Texas Hold Em Poker Tournament Online Strategy – Stealing the Blinds Pt 1

Texas hold ’em poker online requires a different strategy in tournaments then in cash games. In tournaments you are only charged a fee ONCE, rather than every hand. In tournaments the blinds will raise so much that you will be unable to continue to play at the same rate, where as in hold ’em poker cash games, the stakes stay the same. As a result, you generally are not as deep stacked in tournaments as in cash games. This means that you can’t sit around and wait for a huge hand against another huge hand or a sucker willing to put his money in with top pair. Instead, you need a way to come up with some chips or the blinds and antes will eat you alive. This is why in any given Texas hold ’em tournament, you must learn the art of stealing the blinds.

While other poker games such as Omaha and Stud require you to play patiently only to gain a slight edge, no limit hold ’em is a game where the best players in the world can just steal pots after pot and get paid off big with minimal chance of being beat against your average home game tournament player. Many times this is because they understand the dynamics of tournament strategy tips.

Often when people are talking about stealing the blinds, they mean being the first one to make the raise, and trying to just take down the pot preflop without any sort of confrontation. Generally you want to attempt steals with decent hands, but not good enough hands that you would normally play under the current circumstances. They are hands that if you are raised, you will fold without thinking twice.

However, in order for your steals to be effective, you have to generally play a pretty tight strategy in a tournament, where you patiently wait for a very good hand. You want 홀덤사이트 your opponents to know that when you raise, most of the time you have a good hand.
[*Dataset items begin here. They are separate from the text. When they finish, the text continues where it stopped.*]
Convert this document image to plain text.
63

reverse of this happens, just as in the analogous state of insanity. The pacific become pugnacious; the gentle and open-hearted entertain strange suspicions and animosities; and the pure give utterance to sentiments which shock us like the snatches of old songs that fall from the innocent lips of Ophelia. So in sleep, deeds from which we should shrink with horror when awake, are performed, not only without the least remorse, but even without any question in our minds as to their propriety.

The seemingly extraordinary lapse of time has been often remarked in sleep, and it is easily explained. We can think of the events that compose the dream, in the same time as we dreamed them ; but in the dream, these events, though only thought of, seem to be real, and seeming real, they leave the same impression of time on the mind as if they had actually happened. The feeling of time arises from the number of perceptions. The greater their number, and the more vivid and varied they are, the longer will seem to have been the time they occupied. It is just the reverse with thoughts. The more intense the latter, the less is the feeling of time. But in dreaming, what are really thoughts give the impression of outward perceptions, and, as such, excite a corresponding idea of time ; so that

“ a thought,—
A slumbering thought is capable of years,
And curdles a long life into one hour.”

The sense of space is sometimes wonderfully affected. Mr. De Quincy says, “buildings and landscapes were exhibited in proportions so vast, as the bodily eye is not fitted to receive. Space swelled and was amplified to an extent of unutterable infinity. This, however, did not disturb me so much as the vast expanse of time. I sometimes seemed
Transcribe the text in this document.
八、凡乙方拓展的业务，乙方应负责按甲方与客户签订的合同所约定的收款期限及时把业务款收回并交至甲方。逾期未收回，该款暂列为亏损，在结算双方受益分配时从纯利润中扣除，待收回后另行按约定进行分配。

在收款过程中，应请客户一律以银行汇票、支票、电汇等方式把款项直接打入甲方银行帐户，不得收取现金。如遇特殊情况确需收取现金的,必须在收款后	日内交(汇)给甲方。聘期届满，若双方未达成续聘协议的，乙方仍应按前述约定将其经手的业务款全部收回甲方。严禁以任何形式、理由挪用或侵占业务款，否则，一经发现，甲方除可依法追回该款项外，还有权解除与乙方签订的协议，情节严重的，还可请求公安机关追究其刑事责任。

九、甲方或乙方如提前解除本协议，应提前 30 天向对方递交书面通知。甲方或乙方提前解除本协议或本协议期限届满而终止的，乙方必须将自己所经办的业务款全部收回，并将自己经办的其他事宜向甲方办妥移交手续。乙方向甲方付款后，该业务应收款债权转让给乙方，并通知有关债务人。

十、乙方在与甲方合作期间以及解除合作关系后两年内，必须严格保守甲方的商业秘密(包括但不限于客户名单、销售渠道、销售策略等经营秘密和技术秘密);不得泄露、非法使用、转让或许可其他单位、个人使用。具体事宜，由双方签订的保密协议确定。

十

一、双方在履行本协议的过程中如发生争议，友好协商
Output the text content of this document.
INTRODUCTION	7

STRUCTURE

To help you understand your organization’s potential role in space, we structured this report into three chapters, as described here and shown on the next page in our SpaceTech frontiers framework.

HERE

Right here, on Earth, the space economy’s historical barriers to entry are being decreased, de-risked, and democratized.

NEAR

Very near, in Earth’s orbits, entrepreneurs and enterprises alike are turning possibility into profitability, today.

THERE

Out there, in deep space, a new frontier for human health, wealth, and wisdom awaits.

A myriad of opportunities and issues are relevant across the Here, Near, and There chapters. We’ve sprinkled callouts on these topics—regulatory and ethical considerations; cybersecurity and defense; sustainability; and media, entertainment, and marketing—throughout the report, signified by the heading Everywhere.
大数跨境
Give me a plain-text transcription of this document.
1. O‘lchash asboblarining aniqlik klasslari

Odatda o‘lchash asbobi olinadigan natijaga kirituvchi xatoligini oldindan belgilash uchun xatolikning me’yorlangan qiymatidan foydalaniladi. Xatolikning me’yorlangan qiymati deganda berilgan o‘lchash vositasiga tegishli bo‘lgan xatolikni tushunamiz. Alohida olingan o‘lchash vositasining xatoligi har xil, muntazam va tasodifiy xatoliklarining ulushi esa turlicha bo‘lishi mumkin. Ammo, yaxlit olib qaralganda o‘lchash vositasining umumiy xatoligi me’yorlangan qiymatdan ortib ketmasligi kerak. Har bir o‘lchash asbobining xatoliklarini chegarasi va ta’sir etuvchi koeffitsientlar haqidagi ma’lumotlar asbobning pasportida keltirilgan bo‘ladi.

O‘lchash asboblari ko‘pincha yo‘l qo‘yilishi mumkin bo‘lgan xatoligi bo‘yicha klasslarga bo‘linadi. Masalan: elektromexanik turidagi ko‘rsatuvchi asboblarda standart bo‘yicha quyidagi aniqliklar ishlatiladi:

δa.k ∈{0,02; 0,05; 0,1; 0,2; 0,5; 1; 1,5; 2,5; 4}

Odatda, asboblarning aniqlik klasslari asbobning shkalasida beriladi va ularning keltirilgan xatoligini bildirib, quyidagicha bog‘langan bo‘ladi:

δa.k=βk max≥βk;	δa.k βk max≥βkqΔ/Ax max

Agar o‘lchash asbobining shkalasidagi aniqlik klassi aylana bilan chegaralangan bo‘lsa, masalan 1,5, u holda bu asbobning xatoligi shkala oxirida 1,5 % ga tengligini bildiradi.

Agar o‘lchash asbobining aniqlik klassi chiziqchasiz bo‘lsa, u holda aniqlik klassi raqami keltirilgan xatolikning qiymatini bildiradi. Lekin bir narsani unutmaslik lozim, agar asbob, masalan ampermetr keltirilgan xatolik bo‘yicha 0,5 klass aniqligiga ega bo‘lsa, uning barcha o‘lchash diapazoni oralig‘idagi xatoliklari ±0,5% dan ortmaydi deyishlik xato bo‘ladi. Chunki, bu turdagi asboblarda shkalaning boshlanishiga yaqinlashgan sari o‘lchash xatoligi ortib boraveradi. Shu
This prevents your opponents from wanting to play back at you.

So if you want your blind stealing attempts to scare your aware opponents, you are going to have to first play a solid hand range.

Here’s a hand range that you might consider when playing a hold ’em poker tournament… You may also play tighter, but generally this is a range that you will consider…

Hands that can withstand a re raise if you raise form late position. Ace-King, as well as a pair of Jacks, Queens, Kings, Aces. (Sometimes Ace Queen, Ace Jack suited, pocket eights, pocket nines and Tens)

Hands that are strong enough to re raise after your opponent raises over your limp in. In addition to the hands above, 88, 77, Ace Jack suited. (Also sometimes 66, 55, Ace Ten suited, King Queen suited, Ace Jack, and King Queen possibly as well)

Hands that can CALL a raise if you limp in and are raised, assuming you are calling off less than 10% of your stack (should generally be done with over 30 big blinds): In addition to those above: Any two suited Broadway, any pair, any suited ace, (possibly suited connectors, Any suited Broadway card with a 9 as well) Broadway cards are any card Ten or higher.

So what does that leave? You may include the suited connectors and suited broadway cards with a 9 if you don’t include that in the hands that can limp and call a raise. It then leaves any two unsuited broadway cards, Any suited king, an ace or king with medium and low kickers, it leaves non suited connectors, it leaves suited 1 and 2 gap connectors (1 gap connectors like 97s, T8s, 57s, etc 2 gap like 96s, T7s, etc), It leaves high suited 3 and 4 gap connectors (J7s, Q8s, K9s, Ace Ten suited and even K8s, Q7s, J6s), it leaves high-medium 1, 2 and even 3 gap non-suited connectors J9, J8, J7, QT, Q9, Q8, T7, KT, K9. And possibly even some 1 gap unsuited connectors (86, 97). But many of these are trap hands, and should be played very cautiously if you hit something with them on the flop.

Generally if you are short stacked, you will want to steal with higher cards, with an ace or a king in your hand, because if you are shorter stacked and desperate, say around 16 big blinds, if you get called, and you hit, a single pair of kings or aces is good enough on the flop to go with. You probably won’t have much opportunity later, so you may just have to go with it and hope it’s good unless your opponent obviously has you beat. If your opponent likes to slow play, or is passive you can check it down, and maybe call one bet, or bet if you think your opponent will call with a worse hand, in many situations you just have to get it all in. The chances of your hand being best if you’re calling an all in might not be good, but your chances of advancing much longer in the tournament, without a double up, probably are much worse, and you can’t expect to get a better hand.